Lo mismo pasa con Trump. Furioso porque es consciente de que la declinación del poderío estadounidense es lenta pero irreversible y porque sabe que en menos de 10 años China superará económicamente a su país (como ya en parte lo ha hecho, con la ventaja que conquistó en la estratégica tecnología 5G); impotente para poner en vereda al gigante asiático y a Rusia y para jugar un rol arbitral en Oriente Medio luego del fracaso de la aventura imperial en Siria; irritado por la tímida pero creciente desobediencia y vacilaciones de sus aliados europeos que lo perciben como un déspota impredecible y veleidoso; fastidiado con sus lacayos latinoamericanos que no logran extirpar al «populismo» (Vargas Llosa dixit) de sus países o de presidentes ineptos para sostener el modelo neoliberal sin amenazantes turbulencias (Piñera en Chile, Moreno en Ecuador, o Macri en Argentina) y necesitado de los votos de la Florida para la próxima contienda presidencial se ha lanzado con enfermiza inquina en contra de Cuba. Nada menos que 187 resoluciones aprobó su gobierno para hostilizar a la isla, decretando la aplicación del Capítulo III de la Ley Helms-Burton que ningún presidente de Estados Unidos había considerado conveniente implementar, hasta una serie interminable de sanciones económicas y restricciones destinadas a sumir a los cubanos en penurias y privaciones con la esperanza de que éstas desatarían un estallido social que pondría fin a la revolución.

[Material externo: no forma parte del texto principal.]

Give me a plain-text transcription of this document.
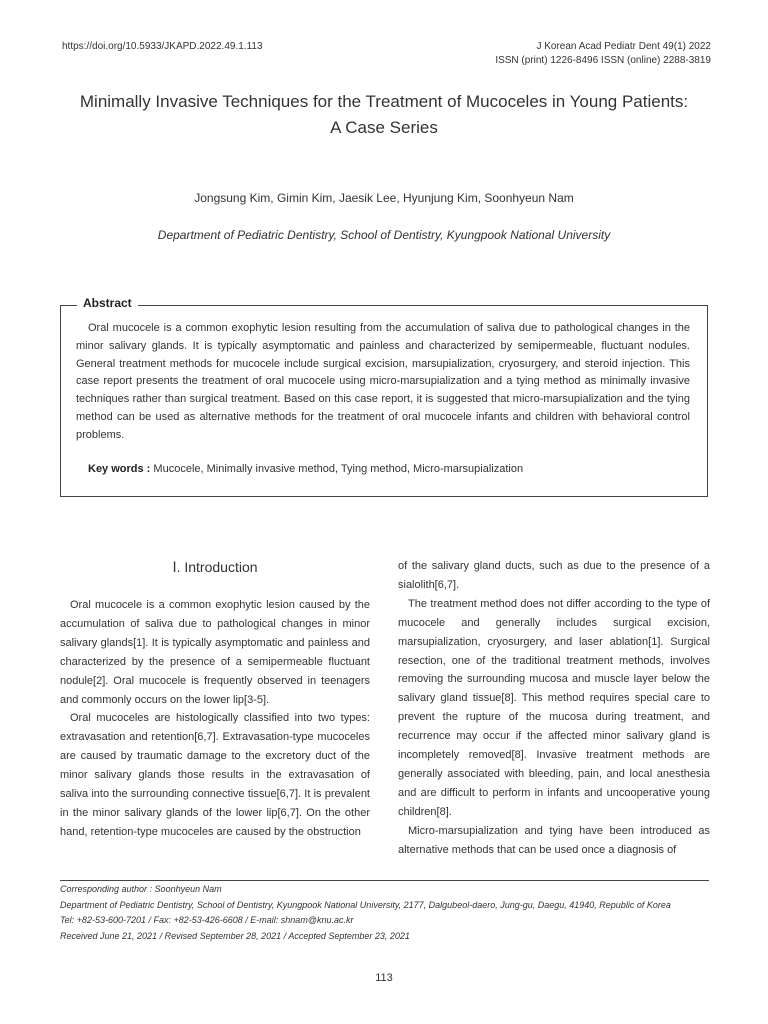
https://doi.org/10.5933/JKAPD.2022.49.1.113	J Korean Acad Pediatr Dent 49(1) 2022
ISSN (print) 1226-8496 ISSN (online) 2288-3819
Minimally Invasive Techniques for the Treatment of Mucoceles in Young Patients:
A Case Series
Jongsung Kim, Gimin Kim, Jaesik Lee, Hyunjung Kim, Soonhyeun Nam
Department of Pediatric Dentistry, School of Dentistry, Kyungpook National University
Abstract
Oral mucocele is a common exophytic lesion resulting from the accumulation of saliva due to pathological changes in the minor salivary glands. It is typically asymptomatic and painless and characterized by semipermeable, fluctuant nodules. General treatment methods for mucocele include surgical excision, marsupialization, cryosurgery, and steroid injection. This case report presents the treatment of oral mucocele using micro-marsupialization and a tying method as minimally invasive techniques rather than surgical treatment. Based on this case report, it is suggested that micro-marsupialization and the tying method can be used as alternative methods for the treatment of oral mucocele infants and children with behavioral control problems.
Key words : Mucocele, Minimally invasive method, Tying method, Micro-marsupialization
Ⅰ. Introduction

Oral mucocele is a common exophytic lesion caused by the accumulation of saliva due to pathological changes in minor salivary glands[1]. It is typically asymptomatic and painless and characterized by the presence of a semipermeable fluctuant nodule[2]. Oral mucocele is frequently observed in teenagers and commonly occurs on the lower lip[3-5].

Oral mucoceles are histologically classified into two types: extravasation and retention[6,7]. Extravasation-type mucoceles are caused by traumatic damage to the excretory duct of the minor salivary glands those results in the extravasation of saliva into the surrounding connective tissue[6,7]. It is prevalent in the minor salivary glands of the lower lip[6,7]. On the other hand, retention-type mucoceles are caused by the obstruction

of the salivary gland ducts, such as due to the presence of a sialolith[6,7].

The treatment method does not differ according to the type of mucocele and generally includes surgical excision, marsupialization, cryosurgery, and laser ablation[1]. Surgical resection, one of the traditional treatment methods, involves removing the surrounding mucosa and muscle layer below the salivary gland tissue[8]. This method requires special care to prevent the rupture of the mucosa during treatment, and recurrence may occur if the affected minor salivary gland is incompletely removed[8]. Invasive treatment methods are generally associated with bleeding, pain, and local anesthesia and are difficult to perform in infants and uncooperative young children[8].

Micro-marsupialization and tying have been introduced as alternative methods that can be used once a diagnosis of

Corresponding author : Soonhyeun Nam
Department of Pediatric Dentistry, School of Dentistry, Kyungpook National University, 2177, Dalgubeol-daero, Jung-gu, Daegu, 41940, Republic of Korea
Tel: +82-53-600-7201 / Fax: +82-53-426-6608 / E-mail: shnam@knu.ac.kr
Received June 21, 2021 / Revised September 28, 2021 / Accepted September 23, 2021
113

La lista sería interminable: limitación de los vuelos de aerolíneas estadounidenses exclusivamente a La Habana sin poder llegar a otras ciudades; sanciones para los buque-tanques que lleven petróleo a Cuba o para los mercantes que transporten mercancías desde o hacia la isla, luego de lo cual durante seis meses no podrán amarrar en ningún puerto de Estados Unidos; prohibición de hacer tierra en cualquier puerto cubano a los numerosos cruceros que surcan el Caribe; sanciones a los bancos que intermedien en el comercio exterior de la isla; limitación a las remesas que los cubanos residentes en EEUU puedan enviar a sus familiares; bloqueo selectivo a la importación de medicinas y alimentos; interdicción para alquilar a Cuba aviones que tengan más del 10 por ciento de tecnología o insumos originarios de Estados Unidos y presiones sobre las líneas aéreas para que reduzcan o eliminen de sus itinerarios cualquier ciudad cubana.
Todo esto ante la complicidad de los gobiernos de los países europeos, de la Unión Europea, supuesta reserva moral de Occidente y heredera de la tradición kantiana de la paz y fraternidad universales que admiten, cual si fueran republiquetas de cartón pintado (en realidad lo son) la extraterritorialidad de las leyes estadounidenses y la agresión del «Gorbachov americano» -como un muy lúcido amigo cubano lo bautizara- contra todos quienes se opongan a su prepotencia, llámese Cuba, Venezuela o Nicaragua, en Nuestra América. Seguramente que por su ignorancia Trump desconoce la historia de David y Goliat. Los cubanos resistieron sesenta años de bloqueo del Goliat del norte, y resistirán sesenta años más. Aprenderá esta lección en carne propia cuando, en no mucho tiempo, emprenda su viaje sin retorno por el inodoro de la historia.